Not really.
An ASIC is an Application-Specific Integrated Circuit - a chip made to do just one thing, but do it efficiently.
GPUs, sometimes known as “Graphics Cards,” were first made to do images quickly, which sounds kinda ‘Application-Specific,’ but they do this by allowing for massive parallelization. Much of image processing (ray tracing, frame rendering, texture mapping) is very suitable for parallele processing. In Computing science, this is called “embarrassingly parallel,” but those are still just General tasks done in parallel.
Lots of tasks are embarassingly parallel: Embarrassingly parallel - Wikipedia
GPUs are used for flow modeling, 3-D modeling, neural networks, radio signal analysis (SETI), protein modeling (Folding), cancer and AIDS research (GPUGRID), vector math, engineering, scientific computing, self-driving cars, deep learning… and, oh yeah, cryptocurrency mining.

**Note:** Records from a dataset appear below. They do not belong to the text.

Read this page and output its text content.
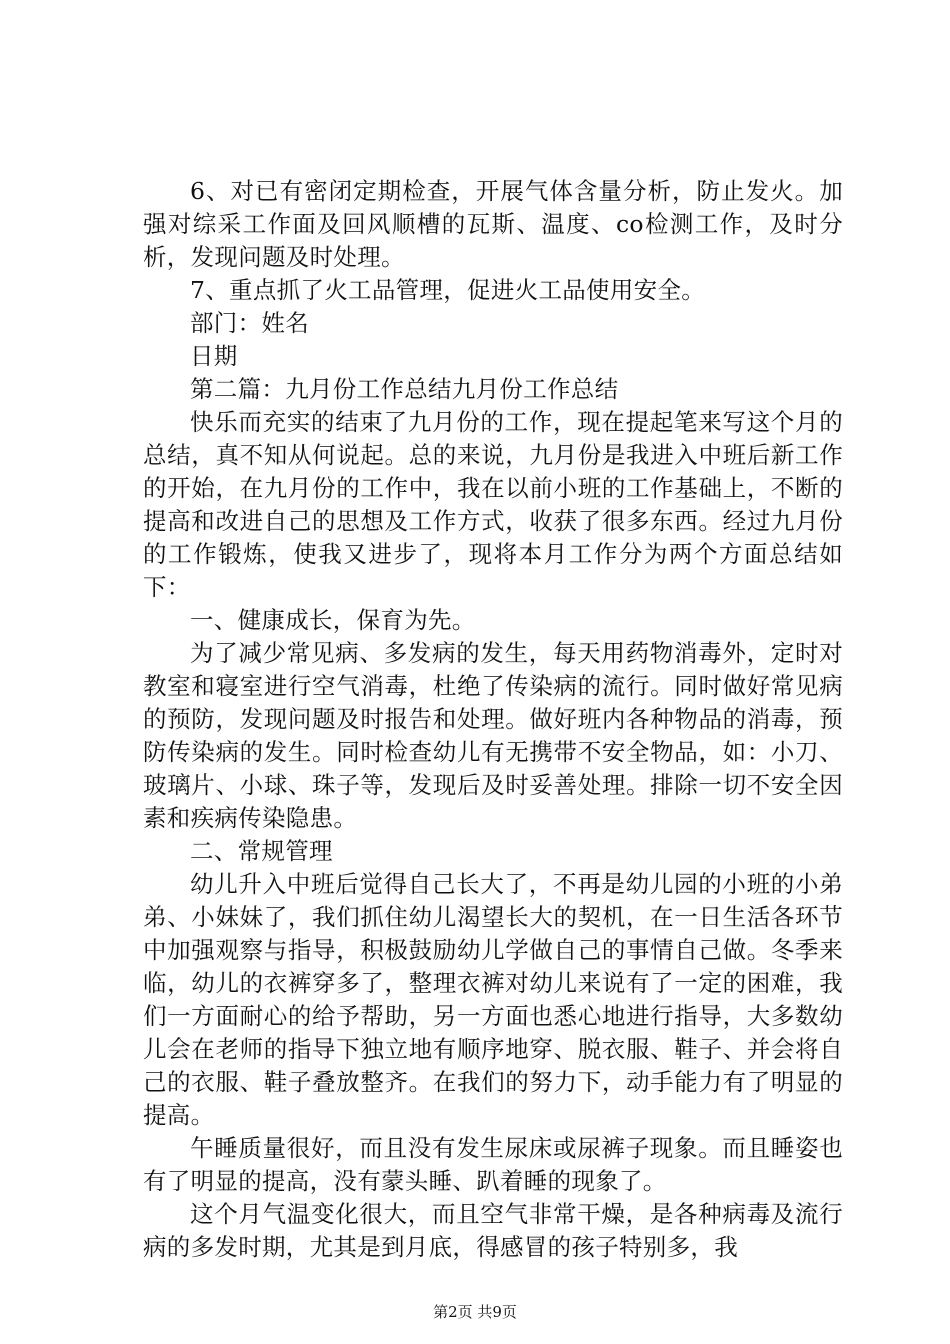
6、对已有密闭定期检查，开展气体含量分析，防止发火。加强对综采工作面及回风顺槽的瓦斯、温度、co检测工作，及时分析，发现问题及时处理。

7、重点抓了火工品管理，促进火工品使用安全。

部门：姓名

日期

第二篇：九月份工作总结九月份工作总结

快乐而充实的结束了九月份的工作，现在提起笔来写这个月的总结，真不知从何说起。总的来说，九月份是我进入中班后新工作的开始，在九月份的工作中，我在以前小班的工作基础上，不断的提高和改进自己的思想及工作方式，收获了很多东西。经过九月份的工作锻炼，使我又进步了，现将本月工作分为两个方面总结如下：

一、健康成长，保育为先。

为了减少常见病、多发病的发生，每天用药物消毒外，定时对教室和寝室进行空气消毒，杜绝了传染病的流行。同时做好常见病的预防，发现问题及时报告和处理。做好班内各种物品的消毒，预防传染病的发生。同时检查幼儿有无携带不安全物品，如：小刀、玻璃片、小球、珠子等，发现后及时妥善处理。排除一切不安全因素和疾病传染隐患。

二、常规管理

幼儿升入中班后觉得自己长大了，不再是幼儿园的小班的小弟弟、小妹妹了，我们抓住幼儿渴望长大的契机，在一日生活各环节中加强观察与指导，积极鼓励幼儿学做自己的事情自己做。冬季来临，幼儿的衣裤穿多了，整理衣裤对幼儿来说有了一定的困难，我们一方面耐心的给予帮助，另一方面也悉心地进行指导，大多数幼儿会在老师的指导下独立地有顺序地穿、脱衣服、鞋子、并会将自己的衣服、鞋子叠放整齐。在我们的努力下，动手能力有了明显的提高。

午睡质量很好，而且没有发生尿床或尿裤子现象。而且睡姿也有了明显的提高，没有蒙头睡、趴着睡的现象了。

这个月气温变化很大，而且空气非常干燥，是各种病毒及流行病的多发时期，尤其是到月底，得感冒的孩子特别多，我

第2页 共9页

That’s not Application-Specific, it’s General!
GPUs are so much more flexible because, unlike an ASIC that does just one thing, a GPU presents an API to a programming language (like OpenCL or OpenMP) which lets the the software do many, many different things on the chip. Any non-trivial task that can be done in parallel (as opposed to being linear) can probably be assigned to the GPU and done faster than on a CPU.
I think of a GPU as a Parallel Processing Unit which was originally designed to process pixels in images, but is now usable for all sorts of general purposes.
Even an AI-Specific version of a GPU, like Google’s Tensor Processing Unit, is programmable for a variety of tasks!